Wednesday, October 26, 2005

The BBC on blogs

The BBC's Torin Douglas attempts to explain blogs and the BBC's relationship to them. First he tells us of some of the blogosphere's successes:
It claimed the scalps of CNN news boss Eason Jordan and CBS anchor Dan Rather after news errors exposed by bloggers.
Then, its drawbacks.
More dangerously, with none of the traditional journalistic checks, it spawns errors, hoaxes and downright lies which can be right round the world before the truth has its boots on.
Ah, would those be the vaunted "traditional journalistic checks" which spawned the, er, "news errors" of Eason Jordan and Dan Rather? A more accurate term than "news errors" might have been, well, hoaxes and downright lies. But, of course, those terms are reserved for blogs, not fellow members of the MSM.

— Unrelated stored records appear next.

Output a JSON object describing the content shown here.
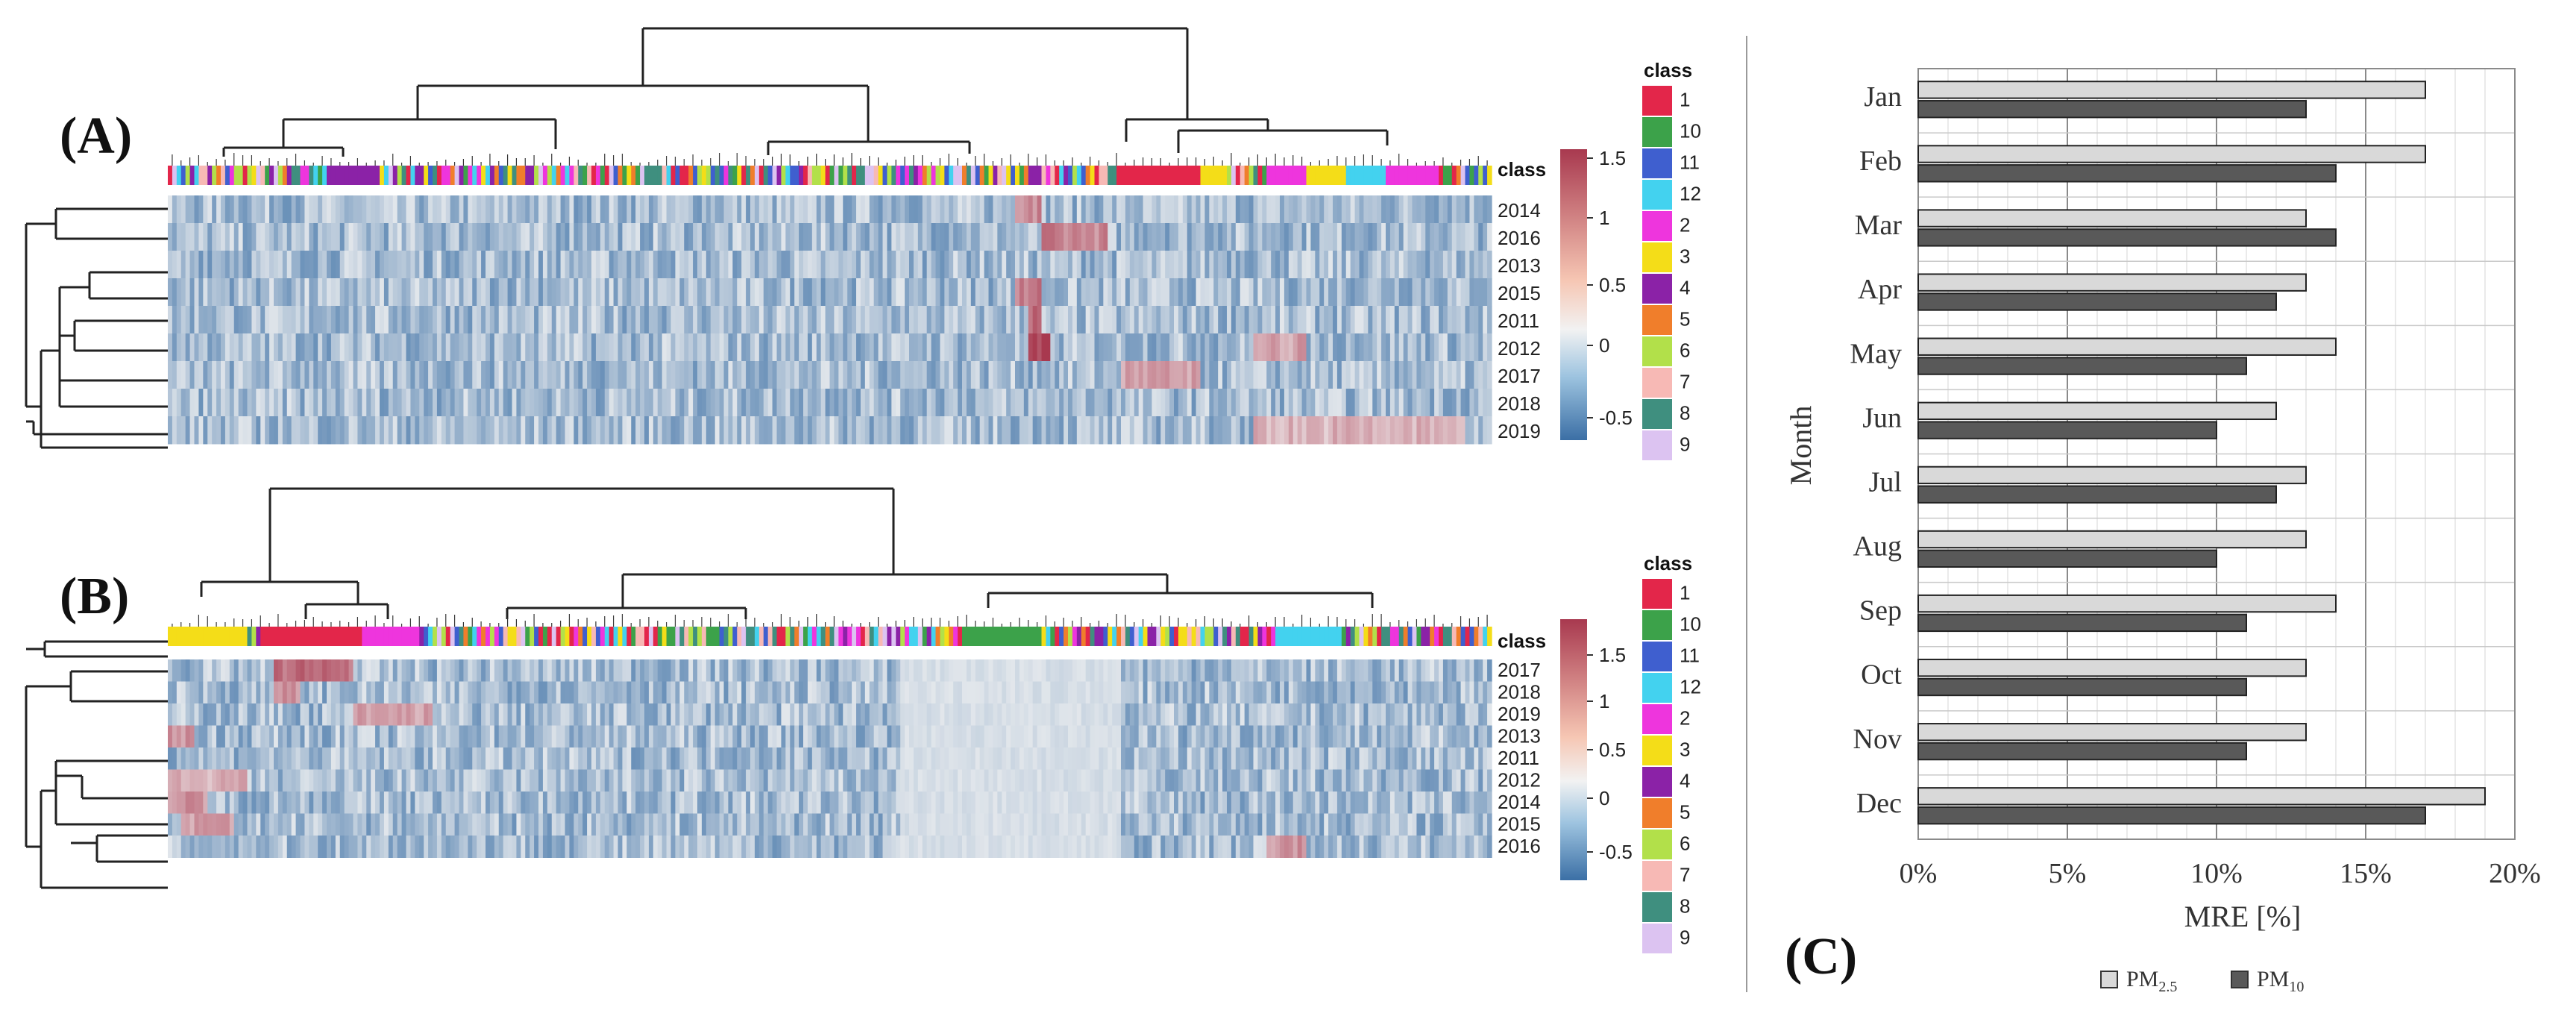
{
  "panel_labels": {
    "a": "(A)",
    "b": "(B)",
    "c": "(C)"
  },
  "colors": {
    "heat_low": "#3b6fa5",
    "heat_mid": "#f2f2f2",
    "heat_high": "#a8394f",
    "pm25_fill": "#d9d9d9",
    "pm10_fill": "#595959"
  },
  "class_palette": [
    {
      "name": "1",
      "color": "#e3264a"
    },
    {
      "name": "10",
      "color": "#3ca24a"
    },
    {
      "name": "11",
      "color": "#3f5fcf"
    },
    {
      "name": "12",
      "color": "#43d2ef"
    },
    {
      "name": "2",
      "color": "#ee35dd"
    },
    {
      "name": "3",
      "color": "#f4dd18"
    },
    {
      "name": "4",
      "color": "#8b22a7"
    },
    {
      "name": "5",
      "color": "#f07e2b"
    },
    {
      "name": "6",
      "color": "#b2e04a"
    },
    {
      "name": "7",
      "color": "#f7b9b5"
    },
    {
      "name": "8",
      "color": "#3f8f7f"
    },
    {
      "name": "9",
      "color": "#dcc3f1"
    }
  ],
  "heatmap_a": {
    "annotation_label": "class",
    "legend_title": "class",
    "rows": [
      "2014",
      "2016",
      "2013",
      "2015",
      "2011",
      "2012",
      "2017",
      "2018",
      "2019"
    ],
    "colorbar_ticks": [
      "1.5",
      "1",
      "0.5",
      "0",
      "-0.5"
    ],
    "colorbar_range": [
      -0.75,
      1.6
    ]
  },
  "heatmap_b": {
    "annotation_label": "class",
    "legend_title": "class",
    "rows": [
      "2017",
      "2018",
      "2019",
      "2013",
      "2011",
      "2012",
      "2014",
      "2015",
      "2016"
    ],
    "colorbar_ticks": [
      "1.5",
      "1",
      "0.5",
      "0",
      "-0.5"
    ],
    "colorbar_range": [
      -0.75,
      1.8
    ]
  },
  "chart_data": {
    "type": "bar",
    "orientation": "horizontal",
    "title": "",
    "xlabel": "MRE [%]",
    "ylabel": "Month",
    "xlim": [
      0,
      20
    ],
    "x_ticks": [
      "0%",
      "5%",
      "10%",
      "15%",
      "20%"
    ],
    "categories": [
      "Jan",
      "Feb",
      "Mar",
      "Apr",
      "May",
      "Jun",
      "Jul",
      "Aug",
      "Sep",
      "Oct",
      "Nov",
      "Dec"
    ],
    "series": [
      {
        "name": "PM2.5",
        "values": [
          17,
          17,
          13,
          13,
          14,
          12,
          13,
          13,
          14,
          13,
          13,
          19
        ]
      },
      {
        "name": "PM10",
        "values": [
          13,
          14,
          14,
          12,
          11,
          10,
          12,
          10,
          11,
          11,
          11,
          17
        ]
      }
    ],
    "legend": [
      {
        "base": "PM",
        "sub": "2.5"
      },
      {
        "base": "PM",
        "sub": "10"
      }
    ],
    "legend_position": "bottom",
    "grid": true
  }
}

Naturally, Douglas doesn't actually come up with even one instance of a blog-generated hoax or lie that made its way "round the world before the truth has its boots on." Shocking that the BBC's crack "traditional journalistic check" squad didn't pick up on that, don't you think?

1 Comments:

Anonymous Anonymous said...

I notice she doesn't mention a case closer to home where a guardian jounalist was exposed as a member of a distinctly dodgy Islamist organisation.